Madame X, demikian beliau memintaku memanggil dirinya. Dari dirinyalah aku belajar cara-cara menulis berita opini. Pertama kali kenal Madame X, karena dulunya aku adalah pembaca dan komentator di sebuah media opini yang sudah cukup ternama, dan Madame X adalah salah satu penulis papan atas di media tersebut. Tulisannya termasuk salah satu tulisan yang sering aku tunggu-tunggu kehadirannya.

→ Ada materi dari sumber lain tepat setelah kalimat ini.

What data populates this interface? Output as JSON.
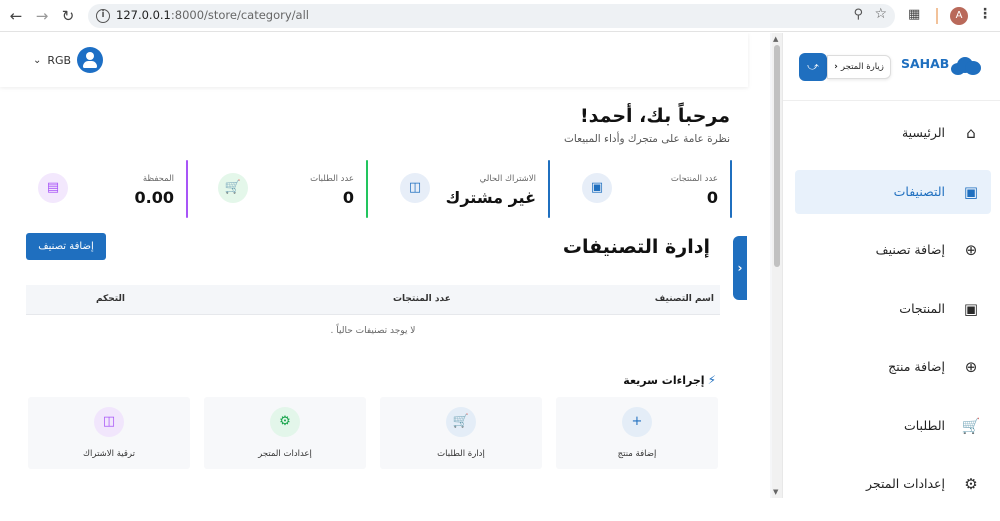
{
  "browser": {
    "url_host": "127.0.0.1",
    "url_path": ":8000/store/category/all",
    "profile_initial": "A"
  },
  "topbar": {
    "user_name": "RGB"
  },
  "welcome": {
    "title": "مرحباً بك، أحمد!",
    "subtitle": "نظرة عامة على متجرك وأداء المبيعات"
  },
  "stats": [
    {
      "label": "عدد المنتجات",
      "value": "0",
      "color": "#1f6fbf",
      "icon": "box-icon"
    },
    {
      "label": "الاشتراك الحالي",
      "value": "غير مشترك",
      "color": "#1f6fbf",
      "icon": "id-card-icon"
    },
    {
      "label": "عدد الطلبات",
      "value": "0",
      "color": "#22c55e",
      "icon": "cart-icon"
    },
    {
      "label": "المحفظة",
      "value": "0.00",
      "color": "#a855f7",
      "icon": "wallet-icon"
    }
  ],
  "categories": {
    "title": "إدارة التصنيفات",
    "add_button": "إضافة تصنيف",
    "columns": [
      "اسم التصنيف",
      "عدد المنتجات",
      "التحكم"
    ],
    "empty_message": "لا يوجد تصنيفات حالياً ."
  },
  "quick_actions": {
    "title": "إجراءات سريعة",
    "items": [
      {
        "label": "إضافة منتج",
        "icon": "plus-icon"
      },
      {
        "label": "إدارة الطلبات",
        "icon": "cart-icon"
      },
      {
        "label": "إعدادات المتجر",
        "icon": "gear-icon"
      },
      {
        "label": "ترقية الاشتراك",
        "icon": "id-card-icon"
      }
    ]
  },
  "sidebar": {
    "brand": "SAHAB",
    "visit_store": "زيارة المتجر",
    "items": [
      {
        "label": "الرئيسية",
        "icon": "home-icon",
        "active": false
      },
      {
        "label": "التصنيفات",
        "icon": "bag-icon",
        "active": true
      },
      {
        "label": "إضافة تصنيف",
        "icon": "plus-circle-icon",
        "active": false
      },
      {
        "label": "المنتجات",
        "icon": "bag-icon",
        "active": false
      },
      {
        "label": "إضافة منتج",
        "icon": "plus-circle-icon",
        "active": false
      },
      {
        "label": "الطلبات",
        "icon": "cart-icon",
        "active": false
      },
      {
        "label": "إعدادات المتجر",
        "icon": "gear-icon",
        "active": false
      }
    ]
  }
}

Tulisannya enak dibaca, sederhana dan mudah dipahami, itu yang aku suka. Tapi jangan cerita kalau dia sedang kesal terhadap tokoh yang ditulisnya, bisa sangat tajam dan menohok. Mungkin bila tokoh yang diceritakan dalam artikel tersebut, membaca tulisan yang ditulis Madame X, paling tidak mukanya akan merah padam.
Suatu ketika, di tempat dia biasa menulis, karena sesuatu hal, ada sedikit kevakuman. Dari perbincangan dengan sesama komentator yang kehilangan bahan untuk dibaca dan dikomentari. Akhirnya aku mendapat kabar kalau Madame X menulis di salah satu portal opini yang baru lahir, namanya Indovoices, tempat aku bernaung saat ini. Mungkin karena lama tidak membaca tulisannya, beberapa artikelnya aku komentari panjang lebar. Bisa jadi karena itulah, lalu aku ditawari untuk menjadi penulis oleh Madame X.

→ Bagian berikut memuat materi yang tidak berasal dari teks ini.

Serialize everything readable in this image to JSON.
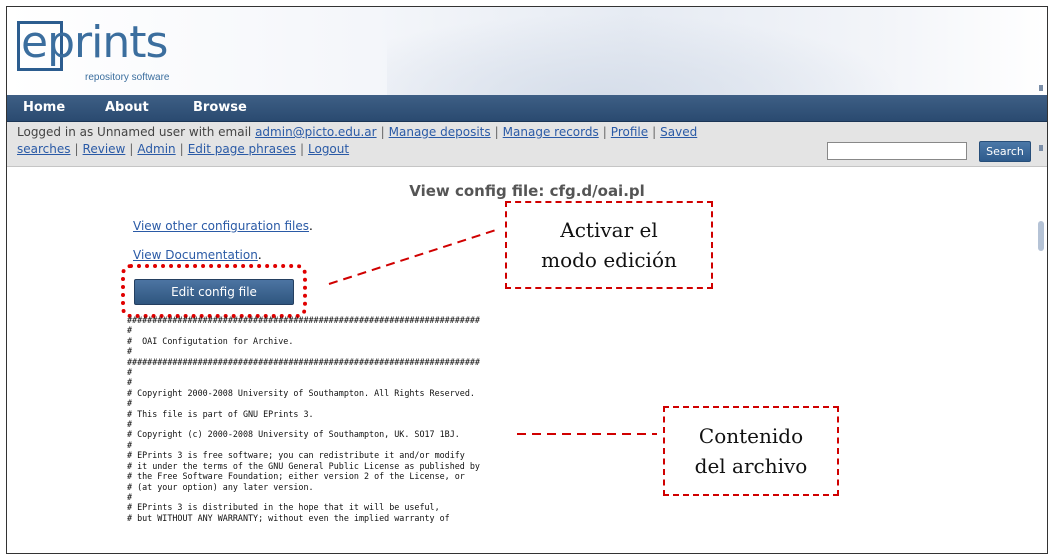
{
  "header": {
    "logo_text": "eprints",
    "logo_subtitle": "repository software"
  },
  "nav": {
    "items": [
      "Home",
      "About",
      "Browse"
    ]
  },
  "userbar": {
    "line1_prefix": "Logged in as Unnamed user with email",
    "email_link": "admin@picto.edu.ar",
    "links_line1": [
      "Manage deposits",
      "Manage records",
      "Profile",
      "Saved"
    ],
    "links_line2": [
      "searches",
      "Review",
      "Admin",
      "Edit page phrases",
      "Logout"
    ],
    "search_placeholder": "",
    "search_button": "Search"
  },
  "main": {
    "title": "View config file: cfg.d/oai.pl",
    "link_other": "View other configuration files",
    "link_other_suffix": ".",
    "link_docs": "View Documentation",
    "link_docs_suffix": ".",
    "edit_button": "Edit config file",
    "file_lines": [
      "######################################################################",
      "#",
      "#  OAI Configutation for Archive.",
      "#",
      "######################################################################",
      "#",
      "#",
      "# Copyright 2000-2008 University of Southampton. All Rights Reserved.",
      "#",
      "# This file is part of GNU EPrints 3.",
      "#",
      "# Copyright (c) 2000-2008 University of Southampton, UK. SO17 1BJ.",
      "#",
      "# EPrints 3 is free software; you can redistribute it and/or modify",
      "# it under the terms of the GNU General Public License as published by",
      "# the Free Software Foundation; either version 2 of the License, or",
      "# (at your option) any later version.",
      "#",
      "# EPrints 3 is distributed in the hope that it will be useful,",
      "# but WITHOUT ANY WARRANTY; without even the implied warranty of"
    ]
  },
  "annotations": {
    "edit_mode": [
      "Activar el",
      "modo edición"
    ],
    "file_content": [
      "Contenido",
      "del archivo"
    ],
    "color": "#d00000"
  }
}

Awalnya aku juga tidak yakin akan kemampuan sendiri dan sempat ragu-ragu. Hal ini mengingat antara menulis dengan berkomentar itu sangat berbeda. Sebagai komentator menuliskan satu dua kalimat saja sudah cukup, sementara sebagai penulis, kita dituntut untuk menulis sebuah topik secara panjang lebar dan mendalam. Secara teknis patokannya lebih kurang 600 kata untuk satu artikel.
Namun berkat dorongan dari beliau, aku memberanikan diri untuk belajar menulis. Topik pertama yang aku tulis adalah mengenai “sampah”. Untuk satu artikel itu saja butuh 7 kali revisi, bolak-balik dikomplain oleh Madame X. Ada saja yang kurang dan ada saja yang salah. Untungnya aku adalah murid yang bandel, tidak gampang putus asa dan mau terus belajar. Untungnya juga beliau adalah guru yang tidak mudah menyerah dan mau terus mengajar.
Jangan bayangkan dirinya akan mengajar dengan lemah lembut, aku tahu kadang dirinya harus menahan kedongkolan dan harus ekstra sabar menjelaskan hal yang sama berulang-ulang untuk diriku. Selama membimbing diriku, sesekali dia sempat lost control, alhasil aku kena damprat.
“Robinnnn, apa ini?, ganti.. ganti.. ganti..”, atau “Robinnn, kamu harusnya menulis dari sisi ini bukan dari sisi itu, ayo tulis ulang dari awal”. Di lain kesempatan, “Robin, kalau kamu tidak mengerti harusnya nanya, jangan sok pintar”, itulah beberapa kalimat yang aku ingat hingga kini.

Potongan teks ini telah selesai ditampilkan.